周禎端著酒爵的手一下頓住了,他側首去看李韞善。

卻見她正給自己倒酒,美酒佳肴,好不快活,見永安王提起她,還是帶著輕視的口吻,也不生氣,甚至端著酒爵,坐到周禎身邊。

“陛下寵妃?”李韞善嬌笑道。

她倚靠在周禎肩頭,抬起纖纖玉指,撫上周禎鬢發,紅衣熱烈,容光四射。

“不見得呢。”李韞善將喝過的酒爵遞到周禎唇邊,她那殷紅的口脂還在沿口上隱約可見。

周禎瞥了她一眼,仰頭喝了下去。

永安王更是笑意盈盈,“如此盛寵,娘娘何必擔憂。”

盧太妃幾乎將手中絹帕絞斷,身側盧寶英已經朝永安王拘了禮,“永安王有所不知,這位可並非什麽寵妃,而是……攝政王。”

永安王大驚,狐疑地望著李韞善,口中仍不敢相信,“如此美嬌娘,怎會是傳聞中的妖女?”

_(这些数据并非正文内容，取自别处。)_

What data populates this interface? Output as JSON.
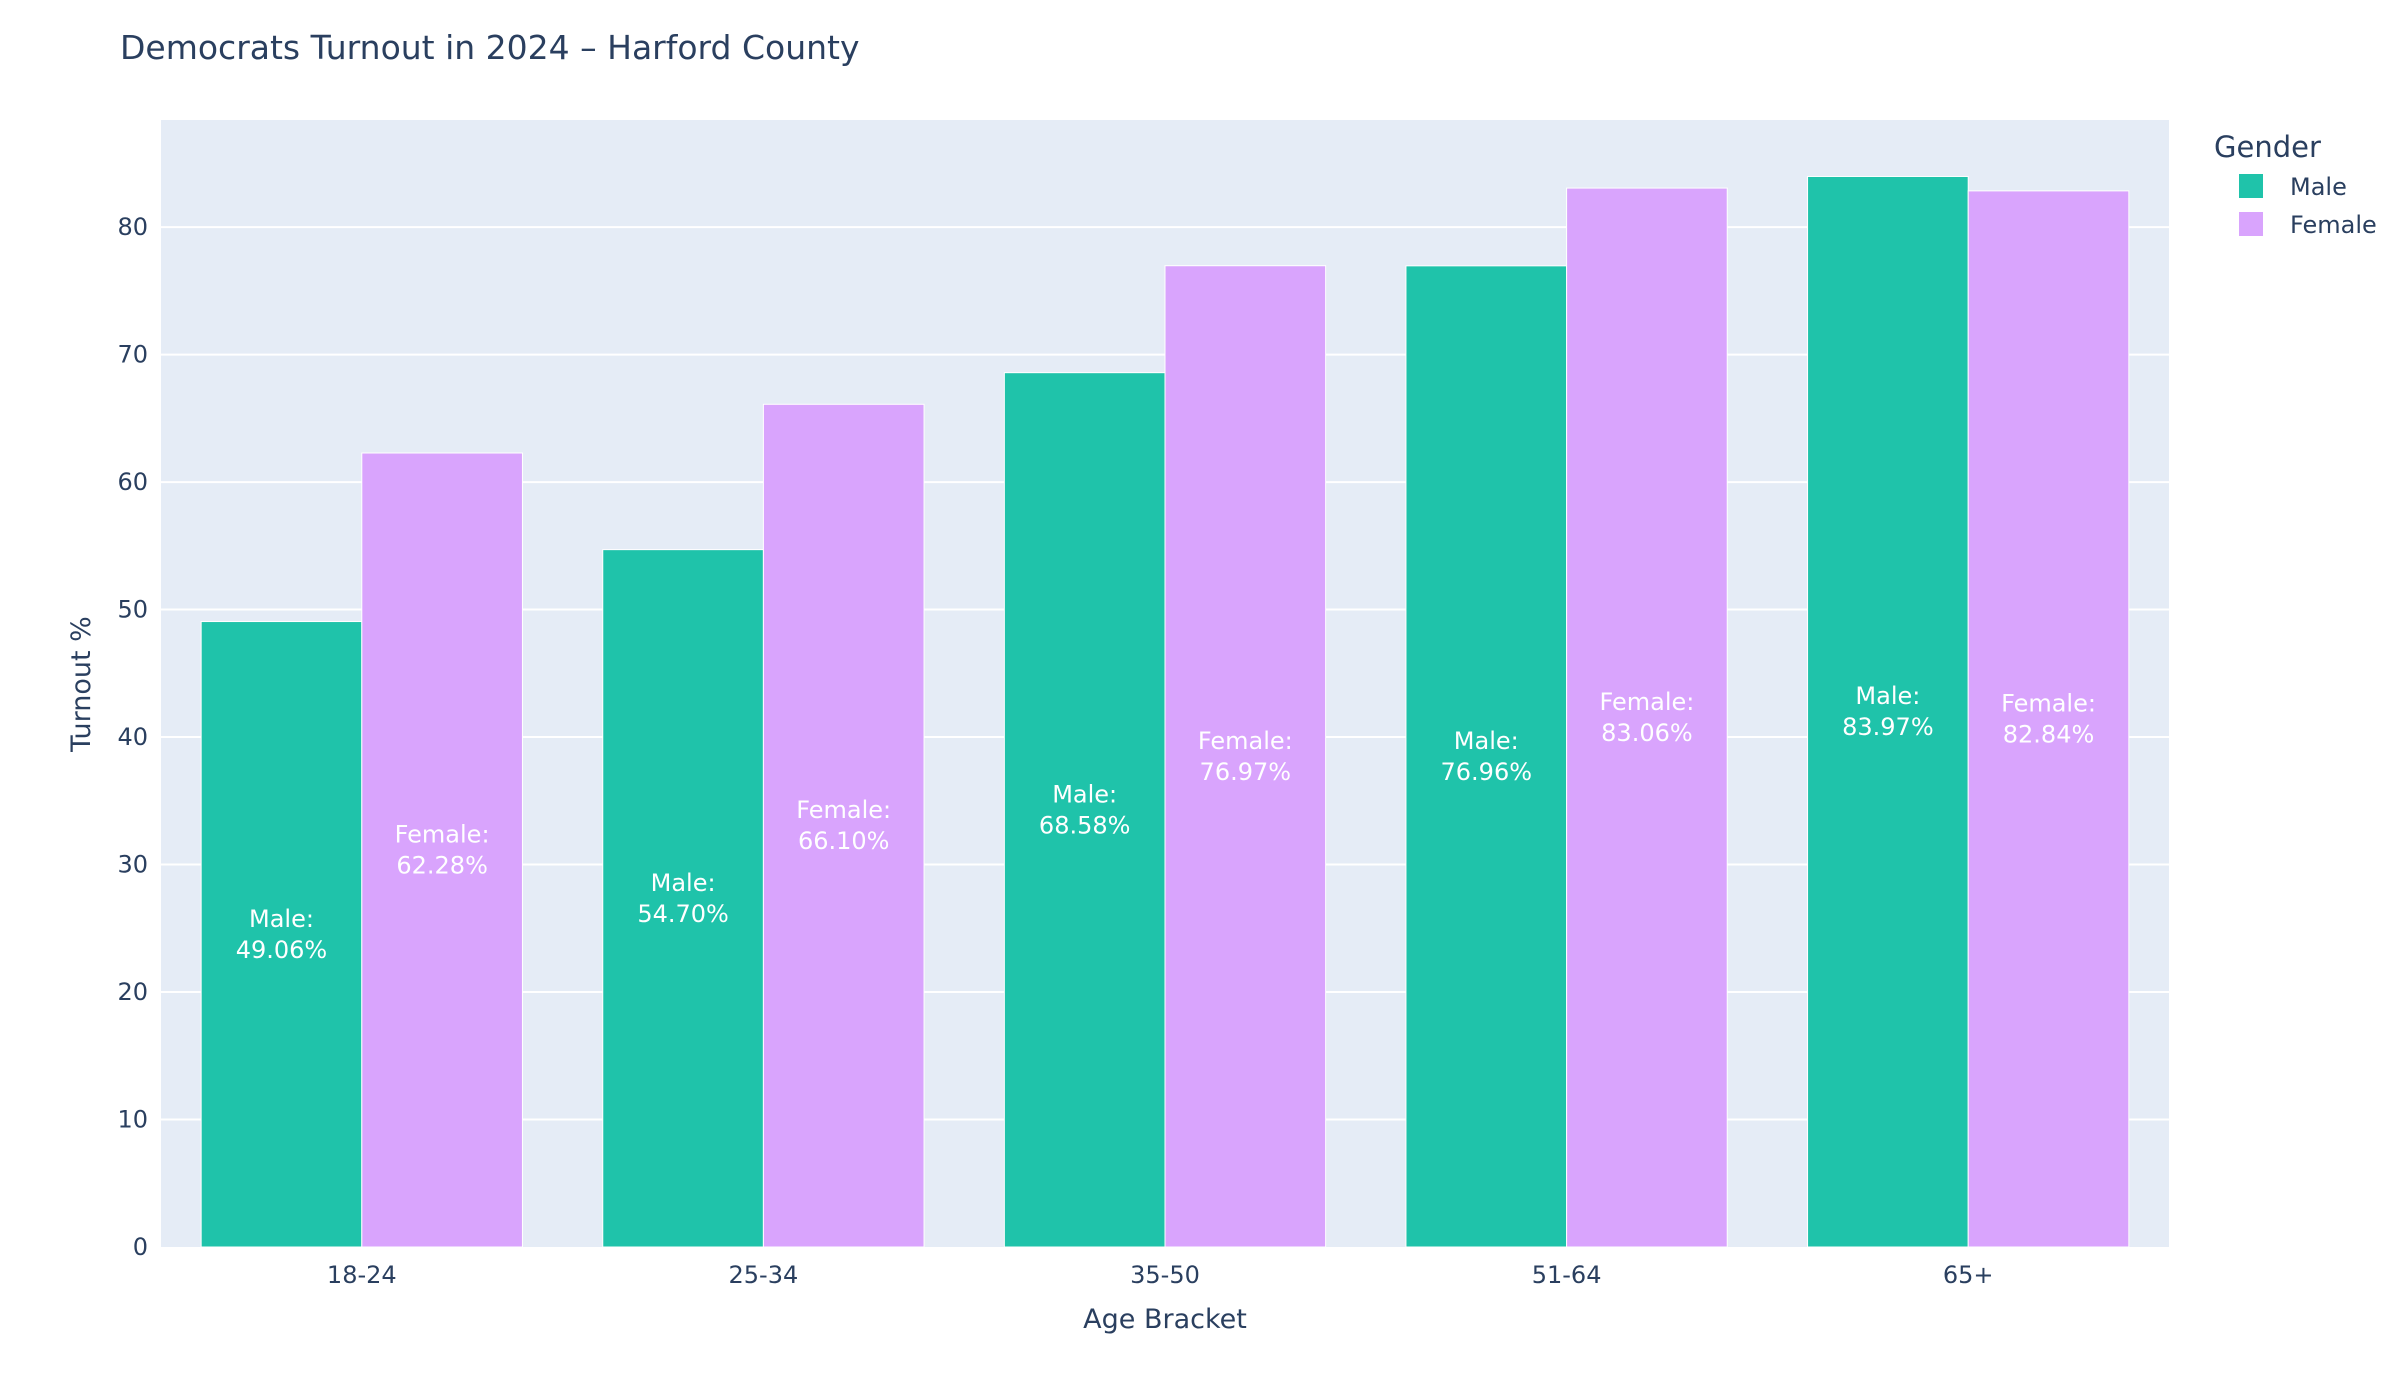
{
  "chart_data": {
    "type": "bar",
    "title": "Democrats Turnout in 2024 – Harford County",
    "xlabel": "Age Bracket",
    "ylabel": "Turnout %",
    "categories": [
      "18-24",
      "25-34",
      "35-50",
      "51-64",
      "65+"
    ],
    "series": [
      {
        "name": "Male",
        "color": "#1fc3aa",
        "values": [
          49.06,
          54.7,
          68.58,
          76.96,
          83.97
        ],
        "labels": [
          "Male:\n49.06%",
          "Male:\n54.70%",
          "Male:\n68.58%",
          "Male:\n76.96%",
          "Male:\n83.97%"
        ]
      },
      {
        "name": "Female",
        "color": "#d9a4fd",
        "values": [
          62.28,
          66.1,
          76.97,
          83.06,
          82.84
        ],
        "labels": [
          "Female:\n62.28%",
          "Female:\n66.10%",
          "Female:\n76.97%",
          "Female:\n83.06%",
          "Female:\n82.84%"
        ]
      }
    ],
    "ylim": [
      0,
      88.4
    ],
    "yticks": [
      0,
      10,
      20,
      30,
      40,
      50,
      60,
      70,
      80
    ],
    "legend": {
      "title": "Gender",
      "placement": "top-right"
    },
    "grid": true,
    "plot_background": "#e5ecf6"
  }
}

“放肆!”侍奉在李韞善身後的李啟上前一步,怒道:“怎敢對攝政王不敬!”

永安王輕蔑地朝後看了一眼,諷道:“你算什麽東西?也配跟本王大呼小叫。”

“攝政王護國有功,豈是……”李啟還欲再言,被李韞善抬手阻斷。

“李啟,不可對永安王無禮。”她唇角帶笑,眼中卻無半點溫度。

永安王稱讚:“還是美人識禮,不似那些個武將粗人。”

李韞善從周禎身上起身,從桌上隨手拾起一支竹箸把玩,抬眼間已是冷漠萬分。

“永安王可是厲帝僅剩的兄弟了,若是僅僅因為口出狂言,便死了,豈非可惜。”她薄唇輕啟。

永安王變了臉色,抬手指著李韞善,怒道:“你果真是那妖女,竟敢蠱惑陛下,這本是皇親國戚,朝中重臣的宮宴,你怎能……”

他話音未落,竹箸猶如一道閃電,帶著淩厲風聲從他耳邊穿過。

待那竹箸發出輕輕落地聲時,永安王的一支耳朵已經被戳了個血窟窿。

“你,你……”永安王抬手捂著耳朵,血從指縫間落出,滴落在酒中。

“本王如何?本王不過是區區妖女,粗鄙武將,不懂你們皇家規矩,便是傷了你這老不死,又如何,你要向誰討要公道,又要如何報複本王?”李韞善又拾起另一支竹箸。

“陛下寵妃?”她仰頭大笑,容顏更盛,一把摟過周禎,“焉知不是本王寵愛陛下?”

李韞善笑聲狂妄,滿殿沉寂,無人敢抬頭直視。

“罷了,實在無趣。”她笑意漸漸冷了下來,甩開周禎,從殿中穿過,揚長而去。

周禎端坐在高台之上,神色晦暗不明。